L'armée américaine "fiche" les journalistes désireux d'accompagner les troupes en Afghanistan, en jugeant si leurs articles sont généralement positifs ou négatifs et s'il est possible d'influencer leur couverture, affirme mercredi le journal Stars and Stripes.
Selon cette publication américaine destinée à la communauté militaire, financée par le Pentagone mais indépendante au niveau éditorial, ces "fiches" sont préparées pour les militaires par un groupe de relations publiques, Rendon, et visent à déterminer comment influer sur la production d'un journaliste intégré dans une unité sur le terrain.
D'après l'une de ces récentes "fiches", vue par le journal, "la couverture des forces armées américaines d'un reporter de l'un des plus éminents journaux américains est notée neutre ou positive, et ses articles négatifs pourraient être neutralisés en lui fournissant des citations de responsables militaires".
Un autre journaliste de télévision fournirait une couverture "de manière subjective", d'après sa fiche, et en l'incitant à couvrir l'aspect positif d'une opération réussie", l'armée pourrait "aboutir à une couverture favorable".
Un porte-parole du Pentagone, Bryan Whitman, a assuré mercredi que le département américain de la Défense ne pratiquait pas ce type de classement.
"Nous ne faisons pas cela ici", a-t-il affirmé.
"Le seul critère de jugement utilisé par le Pentagone est l'exactitude. C'est un bon article si les informations sont exactes, c'est un mauvais si elles sont fausses", avait-il déclaré lundi en réaction à un premier article de Stars and Stripes accusant l'armée de rejeter les demandes d'accompagnement ("embed") en Afghanistan de certains journalistes en fonction de l'évaluation de leur production.
Ces informations interviennent alors que Washington commence à s'inquiéter de l'impopularité croissante de la guerre en Afghanistan. Selon un récent sondage, 51% des Américains estiment que ce conflit ne vaut pas la peine d'être mené.
La Fédération internationale des journalistes (IFJ), basée à Bruxelles, a condamné mercredi les pratiques de l'armée américaine telles que rapportées par Stars and Stripes.

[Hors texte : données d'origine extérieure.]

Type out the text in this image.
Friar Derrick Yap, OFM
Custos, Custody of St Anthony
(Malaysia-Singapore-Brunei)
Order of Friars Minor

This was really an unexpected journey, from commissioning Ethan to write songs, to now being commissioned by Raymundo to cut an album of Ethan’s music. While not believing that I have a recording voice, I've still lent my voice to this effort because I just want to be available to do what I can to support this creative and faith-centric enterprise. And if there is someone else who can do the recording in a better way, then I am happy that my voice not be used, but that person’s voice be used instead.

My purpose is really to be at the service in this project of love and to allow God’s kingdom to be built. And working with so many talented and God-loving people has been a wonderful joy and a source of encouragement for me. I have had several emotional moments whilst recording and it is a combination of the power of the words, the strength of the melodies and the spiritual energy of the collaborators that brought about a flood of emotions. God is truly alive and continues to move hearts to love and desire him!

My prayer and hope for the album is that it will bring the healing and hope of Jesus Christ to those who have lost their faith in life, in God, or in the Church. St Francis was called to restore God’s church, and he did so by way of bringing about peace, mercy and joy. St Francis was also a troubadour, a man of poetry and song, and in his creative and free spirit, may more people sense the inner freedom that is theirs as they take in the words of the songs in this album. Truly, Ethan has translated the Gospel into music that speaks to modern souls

"Le fichage de journalistes compromet davantage l'indépendance des médias", déclare dans un communiqué Aidan White, secrétaire général de l'organisation, qui affirme représenter 600.000 journalistes dans 123 pays. "Cela balaie toute affirmation selon laquelle l'armée a la volonté d'aider les journalistes à travailler librement. Cela suggère qu'ils sont plus intéressés par la propagande que par des reportages honnêtes".